Parte fundamental do processo de coaching é a comunicação não-verbal. Como vários especialistas no assunto já provaram, muito do que se é comunicado entre as pessoas é feito não pelo exercício da fala, mas sim do gestual. Acenos de cabeça, postura corporal, movimento de braços e outros movimentos passam muitas informações. Os processos de coaching à distância não captam essas informações valiosas.

Por isso, qualquer processo de coaching deve ser feito presencialmente. Como processo de desenvolvimento humano, ele carece de um contato intenso, não podendo ser desenvolvido à distância.
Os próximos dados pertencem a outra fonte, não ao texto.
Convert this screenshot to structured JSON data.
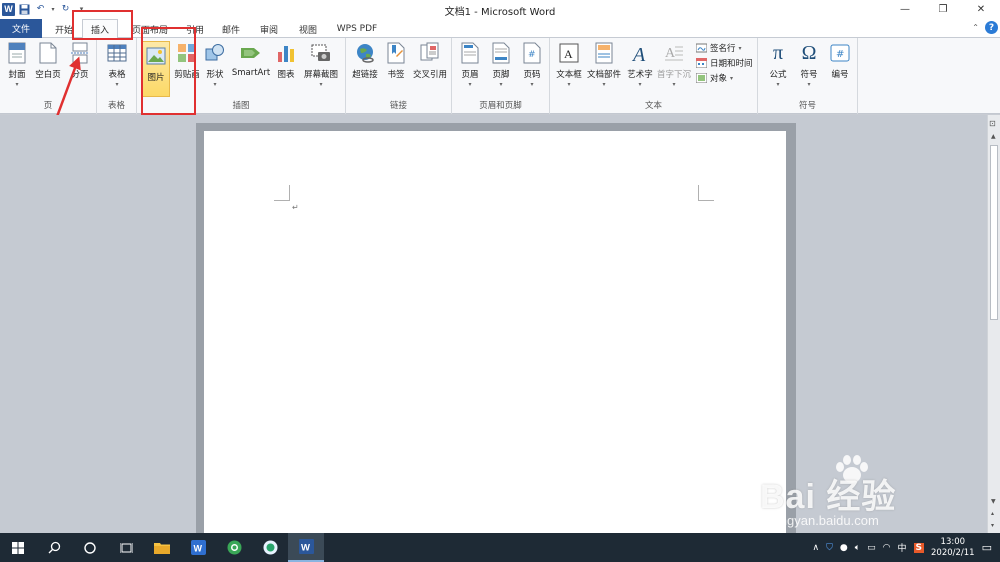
{
  "window": {
    "title": "文档1 - Microsoft Word",
    "logo": "W"
  },
  "tabs": [
    {
      "label": "文件"
    },
    {
      "label": "开始"
    },
    {
      "label": "插入"
    },
    {
      "label": "页面布局"
    },
    {
      "label": "引用"
    },
    {
      "label": "邮件"
    },
    {
      "label": "审阅"
    },
    {
      "label": "视图"
    },
    {
      "label": "WPS PDF"
    }
  ],
  "ribbon": {
    "pages_group": {
      "label": "页",
      "cover": "封面",
      "blank": "空白页",
      "break": "分页"
    },
    "tables_group": {
      "label": "表格",
      "table": "表格"
    },
    "illustrations_group": {
      "label": "插图",
      "picture": "图片",
      "clipart": "剪贴画",
      "shapes": "形状",
      "smartart": "SmartArt",
      "chart": "图表",
      "screenshot": "屏幕截图"
    },
    "links_group": {
      "label": "链接",
      "hyperlink": "超链接",
      "bookmark": "书签",
      "crossref": "交叉引用"
    },
    "header_footer_group": {
      "label": "页眉和页脚",
      "header": "页眉",
      "footer": "页脚",
      "pagenum": "页码"
    },
    "text_group": {
      "label": "文本",
      "textbox": "文本框",
      "quickparts": "文档部件",
      "wordart": "艺术字",
      "dropcap": "首字下沉",
      "signature": "签名行",
      "datetime": "日期和时间",
      "object": "对象"
    },
    "symbols_group": {
      "label": "符号",
      "equation": "公式",
      "symbol": "符号",
      "number": "编号"
    }
  },
  "watermark": {
    "main": "Bai 经验",
    "sub": "jingyan.baidu.com"
  },
  "taskbar": {
    "time": "13:00",
    "date": "2020/2/11",
    "ime": "中"
  },
  "colors": {
    "word_blue": "#2b579a",
    "annotation_red": "#e03030",
    "selected_yellow": "#fcd967"
  }
}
E não é só por causa das informações fornecidas pela comunicação não-verbal que o processo de coaching à distância deve ser evitado, mas também porque o coach precisa estar atento às influências do ambiente no processo, entre outras questões importantes.

A importância da escolha do local

O local deve ser propício para uma relação aberta, possibilitando uma comunicação franca, sem interrupções e sem o temor de que outras pessoas ao redor intimidem o coachee (cliente). Em uma sessão coaching à distância, o profissional não é capaz de medir e controlar a influência do ambiente na postura do orientado.

Uma das questões importantes do processo de coaching é a postura de igualdade que o coach precisa ter em relação ao coachee, tomando cuidado para se colocar como um apoiador, nunca como um tutor ou algo parecido.

Por isso, a posição indicada para um processo de coaching é que ambos se sentem lado a lado, como uma dupla de jogadores que atuam juntos, em suporte um do outro. Na comunicação à distância, este efeito torna-se impossível.

É fundamental, portanto, que o coach tenha a preocupação de manter o contato presencial com seu aluno. Em casos de inviabilidade de estarem juntos, algumas sessões até podem ser passadas à distância, mas transformá-las em uma prática rotineira de atendimento à distância pode prejudicar o resultado final do processo de coaching.